2. The cooling tank for post-processing of aluminum profiles according to claim 1, characterized in that: An industrial water pump (2) is provided on one side of the main body (1) of the cooling pool. A water pipe (21) is provided on one side of the industrial water pump (2). One end of the water pipe (21) is fitted inside the cooling machine (3). One end of the cooling machine (3) is fixedly installed inside the main body (1) of the cooling pool.
3. The cooling tank for post-processing of aluminum profiles according to claim 1, characterized in that: The cooling pool body (1) is filled with coolant, and the level of the coolant is higher than the top of the sealing device (5).
4. The cooling tank for post-processing of aluminum profiles according to claim 3, characterized in that: The sealing device (5) has a through hole.
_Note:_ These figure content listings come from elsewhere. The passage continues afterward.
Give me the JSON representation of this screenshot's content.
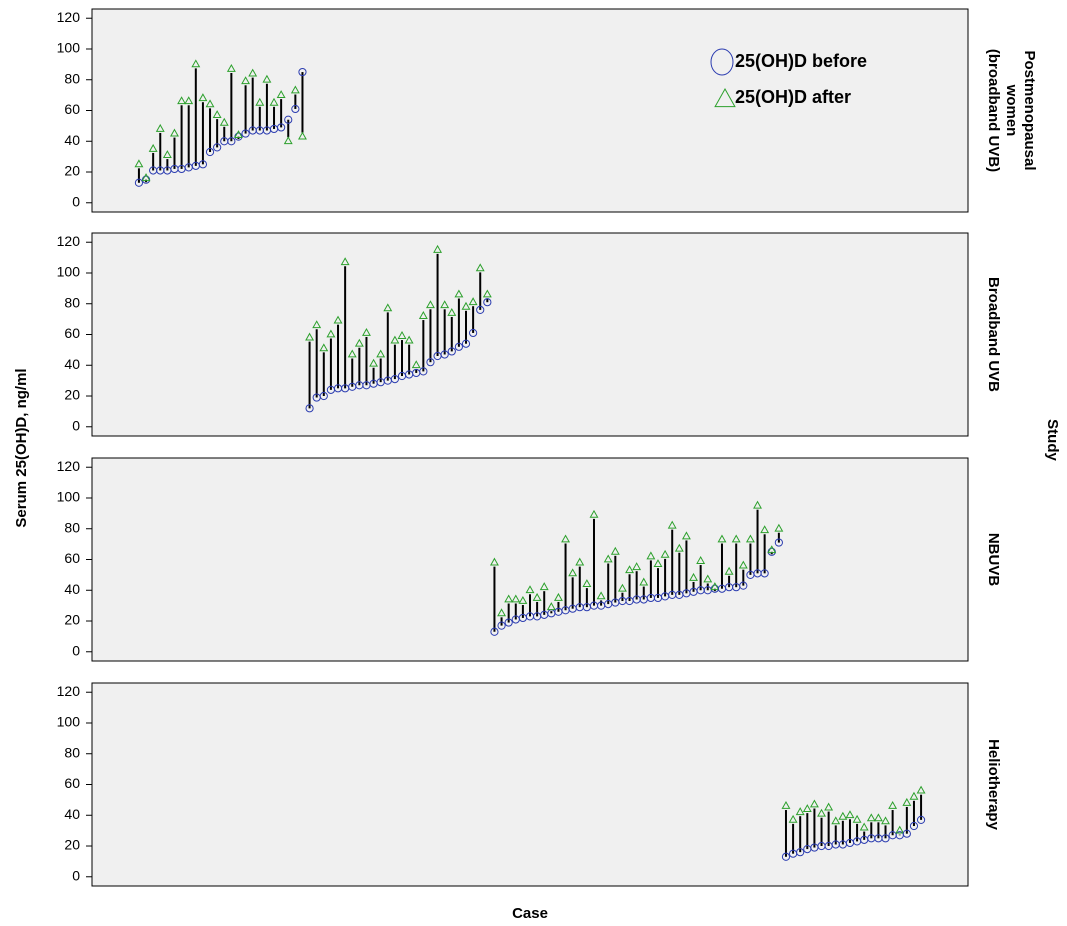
{
  "y_label": "Serum 25(OH)D, ng/ml",
  "x_label": "Case",
  "facet_label": "Study",
  "chart_data": [
    {
      "type": "dumbbell",
      "title": [
        "Postmenopausal",
        "women",
        "(broadband UVB)"
      ],
      "legend": "top right",
      "x": [
        1,
        2,
        3,
        4,
        5,
        6,
        7,
        8,
        9,
        10,
        11,
        12,
        13,
        14,
        15,
        16,
        17,
        18,
        19,
        20,
        21,
        22,
        23,
        24
      ],
      "series": [
        {
          "name": "25(OH)D before",
          "color": "#2b3cb0",
          "values": [
            13,
            15,
            21,
            21,
            21,
            22,
            22,
            23,
            24,
            25,
            33,
            36,
            40,
            40,
            43,
            45,
            47,
            47,
            47,
            48,
            49,
            54,
            61,
            85
          ]
        },
        {
          "name": "25(OH)D after",
          "color": "#2ca02c",
          "values": [
            25,
            16,
            35,
            48,
            31,
            45,
            66,
            66,
            90,
            68,
            64,
            57,
            52,
            87,
            44,
            79,
            84,
            65,
            80,
            65,
            70,
            40,
            73,
            43
          ]
        }
      ],
      "xlim": [
        -5.6,
        117.6
      ],
      "ylim": [
        -6,
        126
      ],
      "yticks": [
        0,
        20,
        40,
        60,
        80,
        100,
        120
      ]
    },
    {
      "type": "dumbbell",
      "title": [
        "Broadband UVB"
      ],
      "x": [
        25,
        26,
        27,
        28,
        29,
        30,
        31,
        32,
        33,
        34,
        35,
        36,
        37,
        38,
        39,
        40,
        41,
        42,
        43,
        44,
        45,
        46,
        47,
        48,
        49,
        50
      ],
      "series": [
        {
          "color": "#2b3cb0",
          "values": [
            12,
            19,
            20,
            24,
            25,
            25,
            26,
            27,
            27,
            28,
            29,
            30,
            31,
            33,
            34,
            35,
            36,
            42,
            46,
            47,
            49,
            52,
            54,
            61,
            76,
            81
          ]
        },
        {
          "color": "#2ca02c",
          "values": [
            58,
            66,
            51,
            60,
            69,
            107,
            47,
            54,
            61,
            41,
            47,
            77,
            56,
            59,
            56,
            40,
            72,
            79,
            115,
            79,
            74,
            86,
            78,
            81,
            103,
            86
          ]
        }
      ],
      "xlim": [
        -5.6,
        117.6
      ],
      "ylim": [
        -6,
        126
      ],
      "yticks": [
        0,
        20,
        40,
        60,
        80,
        100,
        120
      ]
    },
    {
      "type": "dumbbell",
      "title": [
        "NBUVB"
      ],
      "x": [
        51,
        52,
        53,
        54,
        55,
        56,
        57,
        58,
        59,
        60,
        61,
        62,
        63,
        64,
        65,
        66,
        67,
        68,
        69,
        70,
        71,
        72,
        73,
        74,
        75,
        76,
        77,
        78,
        79,
        80,
        81,
        82,
        83,
        84,
        85,
        86,
        87,
        88,
        89,
        90,
        91
      ],
      "series": [
        {
          "color": "#2b3cb0",
          "values": [
            13,
            17,
            19,
            21,
            22,
            23,
            23,
            24,
            25,
            26,
            27,
            28,
            29,
            29,
            30,
            30,
            31,
            32,
            33,
            33,
            34,
            34,
            35,
            35,
            36,
            37,
            37,
            38,
            39,
            40,
            40,
            41,
            41,
            42,
            42,
            43,
            50,
            51,
            51,
            65,
            71
          ]
        },
        {
          "color": "#2ca02c",
          "values": [
            58,
            25,
            34,
            34,
            33,
            40,
            35,
            42,
            29,
            35,
            73,
            51,
            58,
            44,
            89,
            36,
            60,
            65,
            41,
            53,
            55,
            45,
            62,
            57,
            63,
            82,
            67,
            75,
            48,
            59,
            47,
            42,
            73,
            52,
            73,
            56,
            73,
            95,
            79,
            66,
            80
          ]
        }
      ],
      "xlim": [
        -5.6,
        117.6
      ],
      "ylim": [
        -6,
        126
      ],
      "yticks": [
        0,
        20,
        40,
        60,
        80,
        100,
        120
      ]
    },
    {
      "type": "dumbbell",
      "title": [
        "Heliotherapy"
      ],
      "x": [
        92,
        93,
        94,
        95,
        96,
        97,
        98,
        99,
        100,
        101,
        102,
        103,
        104,
        105,
        106,
        107,
        108,
        109,
        110,
        111
      ],
      "series": [
        {
          "color": "#2b3cb0",
          "values": [
            13,
            15,
            16,
            18,
            19,
            20,
            20,
            21,
            21,
            22,
            23,
            24,
            25,
            25,
            25,
            27,
            27,
            28,
            33,
            37
          ]
        },
        {
          "color": "#2ca02c",
          "values": [
            46,
            37,
            42,
            44,
            47,
            41,
            45,
            36,
            39,
            40,
            37,
            32,
            38,
            38,
            36,
            46,
            30,
            48,
            52,
            56
          ]
        }
      ],
      "xlim": [
        -5.6,
        117.6
      ],
      "ylim": [
        -6,
        126
      ],
      "yticks": [
        0,
        20,
        40,
        60,
        80,
        100,
        120
      ]
    }
  ]
}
5. The cooling tank for post-processing of aluminum profiles according to claim 4, characterized in that: A protruding plate is provided on one side of the cooling pool body (1), and a conveying roller (4) is provided between the protruding plates. The conveying roller (4) is slidably disposed inside the cooling pool body (1), and the conveying roller (4) is tangent to the through hole.
6. The cooling tank for post-processing of aluminum profiles according to claim 1, characterized in that: The groove (11) is vertically opened at the bottom of the slider (10), and the diameter of the slide rod (14) is the same as the diameter of the groove (11).
7. The cooling tank for post-processing of aluminum profiles according to claim 1, characterized in that: The end of the water pipe (21) installed in the cooler (3) is lower than the liquid level of the coolant in the main body (1) of the cooling pool. There are multiple sets of water pipes (21) installed in the cooler (3).
8. The cooling tank for post-processing of aluminum profiles according to claim 1, characterized in that: The vertical rod (13) and the sliding rod (14) are arranged on both sides of one end of the guide plate (12), and the diameter of the vertical rod (13) and the sliding rod (14) is smaller than the thickness of the guide plate (12).